In announcing the settlement, Andrew Smith, the Director of the FTC's Bureau of Consumer Protection, said, "Many people care deeply about buying American-made products.  The FTC is dedicated to ensuring that marketers making deceptive Made in USA claims face the legal consequences of their actions.”

The FTC alleged that Chemence supplied pre-labeled and pre-packaged glues with deceptive “Made in USA” claims to third party retailers for them to use in marketing the glues under their own brand names.  The FTC also alleged that Chemence represented to retailers in promotional materials that the products were made in the United States.  The FTC said, however, that in numerous instances, Chemence's products were not made in the United States, since foreign materials accounted for more than 80% of the materials costs and more than 50% of the overall manufacturing costs for the products. 

According to the FTC's Enforcement Policy Statement on U.S. Origin Claims, in order to make an unqualified claims that a product is made in the United States, the advertiser must substantiate that the product was "all or virtually all" made here.  (In June, the FTC announced that it was considering codifying this standard in a rule, which would allow the FTC to seek enhanced penalties against advertisers that make false "Made in USA" claims.) 
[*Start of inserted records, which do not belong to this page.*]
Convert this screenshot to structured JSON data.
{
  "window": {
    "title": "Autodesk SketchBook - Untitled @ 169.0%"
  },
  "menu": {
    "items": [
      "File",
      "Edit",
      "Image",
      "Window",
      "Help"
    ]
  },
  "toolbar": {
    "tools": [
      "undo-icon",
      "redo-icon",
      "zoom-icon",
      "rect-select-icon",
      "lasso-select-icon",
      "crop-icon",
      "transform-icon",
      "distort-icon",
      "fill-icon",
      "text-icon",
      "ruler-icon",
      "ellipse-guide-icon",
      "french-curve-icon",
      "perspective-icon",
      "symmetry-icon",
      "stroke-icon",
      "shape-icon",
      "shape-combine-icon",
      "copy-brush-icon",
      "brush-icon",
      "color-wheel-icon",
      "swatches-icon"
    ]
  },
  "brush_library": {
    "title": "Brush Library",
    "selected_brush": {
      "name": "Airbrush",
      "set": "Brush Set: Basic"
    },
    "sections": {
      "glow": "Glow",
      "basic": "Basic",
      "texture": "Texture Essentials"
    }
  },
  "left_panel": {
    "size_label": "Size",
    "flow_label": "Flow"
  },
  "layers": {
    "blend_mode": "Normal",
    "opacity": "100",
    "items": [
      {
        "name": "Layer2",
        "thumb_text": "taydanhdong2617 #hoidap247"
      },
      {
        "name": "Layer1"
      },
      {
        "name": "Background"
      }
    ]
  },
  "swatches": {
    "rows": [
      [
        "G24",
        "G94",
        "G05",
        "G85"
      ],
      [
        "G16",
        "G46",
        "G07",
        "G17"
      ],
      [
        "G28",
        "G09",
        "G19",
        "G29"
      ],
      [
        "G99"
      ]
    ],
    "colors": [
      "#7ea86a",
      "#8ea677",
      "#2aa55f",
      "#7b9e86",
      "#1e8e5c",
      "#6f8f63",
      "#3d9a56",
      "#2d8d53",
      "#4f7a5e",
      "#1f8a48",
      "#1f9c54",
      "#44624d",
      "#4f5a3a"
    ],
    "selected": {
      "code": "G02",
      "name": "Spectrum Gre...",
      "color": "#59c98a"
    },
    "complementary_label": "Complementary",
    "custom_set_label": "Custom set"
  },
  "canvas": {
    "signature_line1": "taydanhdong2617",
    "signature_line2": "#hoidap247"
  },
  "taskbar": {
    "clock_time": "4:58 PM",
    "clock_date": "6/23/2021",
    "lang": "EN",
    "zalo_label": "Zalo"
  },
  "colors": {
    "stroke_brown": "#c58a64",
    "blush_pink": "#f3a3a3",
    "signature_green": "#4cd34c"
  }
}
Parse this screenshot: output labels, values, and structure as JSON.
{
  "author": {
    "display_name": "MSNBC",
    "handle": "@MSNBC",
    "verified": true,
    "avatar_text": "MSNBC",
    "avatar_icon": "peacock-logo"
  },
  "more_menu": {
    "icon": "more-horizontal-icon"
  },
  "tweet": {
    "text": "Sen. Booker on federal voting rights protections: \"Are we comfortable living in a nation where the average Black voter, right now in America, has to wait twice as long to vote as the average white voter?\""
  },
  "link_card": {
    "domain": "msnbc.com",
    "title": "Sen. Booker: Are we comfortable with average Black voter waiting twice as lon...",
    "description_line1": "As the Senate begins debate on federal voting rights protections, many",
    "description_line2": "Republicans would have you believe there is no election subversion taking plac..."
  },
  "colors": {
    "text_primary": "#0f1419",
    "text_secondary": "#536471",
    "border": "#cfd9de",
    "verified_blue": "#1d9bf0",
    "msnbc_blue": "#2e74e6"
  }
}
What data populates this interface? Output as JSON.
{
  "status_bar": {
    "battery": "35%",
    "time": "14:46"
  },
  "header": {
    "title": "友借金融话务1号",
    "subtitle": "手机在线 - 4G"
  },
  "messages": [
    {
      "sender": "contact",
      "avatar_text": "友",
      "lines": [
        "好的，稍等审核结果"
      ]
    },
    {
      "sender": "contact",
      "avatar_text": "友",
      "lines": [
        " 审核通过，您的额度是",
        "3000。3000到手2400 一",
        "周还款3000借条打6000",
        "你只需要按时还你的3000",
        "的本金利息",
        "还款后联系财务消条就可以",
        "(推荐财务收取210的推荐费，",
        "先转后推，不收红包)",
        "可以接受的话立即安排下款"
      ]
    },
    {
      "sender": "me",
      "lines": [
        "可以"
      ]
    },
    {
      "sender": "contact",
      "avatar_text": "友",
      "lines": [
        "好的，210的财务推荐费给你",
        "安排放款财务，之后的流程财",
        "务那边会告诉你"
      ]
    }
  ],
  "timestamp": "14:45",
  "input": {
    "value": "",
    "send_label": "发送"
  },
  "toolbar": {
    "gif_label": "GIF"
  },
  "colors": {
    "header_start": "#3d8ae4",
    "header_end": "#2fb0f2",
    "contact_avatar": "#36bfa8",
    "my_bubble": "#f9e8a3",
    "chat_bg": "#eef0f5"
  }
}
In connection with the announcement of the settlement, Commissioner Rohit Chopra -- who has been pushing the FTC to be more aggressive in its "Made in USA" enforcement -- issued a separate Statement expressing his support for the tough stand that the FTC took in this case.  Chopra said that by making the company pay record damages, by punishing a company that is a repeat-offender and holding its president responsible as well, and by requiring the company to notify consumers of the action, the FTC is taking "another step forward in protecting the Made in USA brand and restoring the Commission's law enforcement credibility."   

There are a number of important take-aways from this action.  First, not only do deceptive "Made in USA" claims continue to be one of the FTC's top enforcement priorities, but the FTC is starting to seek significant penalties when advertisers don't comply with the its "Made in USA" standard.  Second, the very public debate that the FTC's Commissioners have been having over the past several years about the effectiveness of its advertising enforcement program, and whether the FTC is being tough enough, appears to be leading the FTC to take a tougher stand in (at least some) cases.  Third, this case highlights the consequences of signing a consent order with the FTC -- which includes the FTC monitoring the advertiser to ensure that it complies.  Fourth, although Chemence is an established company, the FTC chose to go after the company's president as well, which suggests that the FTC may now be more open to charging corporate executives of larger advertisers.  And, finally, by requiring Chemence to notify its customers about the FTC's action, the FTC required the advertiser to engage in what is essentially corrective advertising.  While here the impact may seem more limited, since the company was only required to notify trade customers (and not the end-users), this could be a sign that the FTC may be looking for some type of corrective advertising in (at least some) future orders with other advertisers that have crossed the line.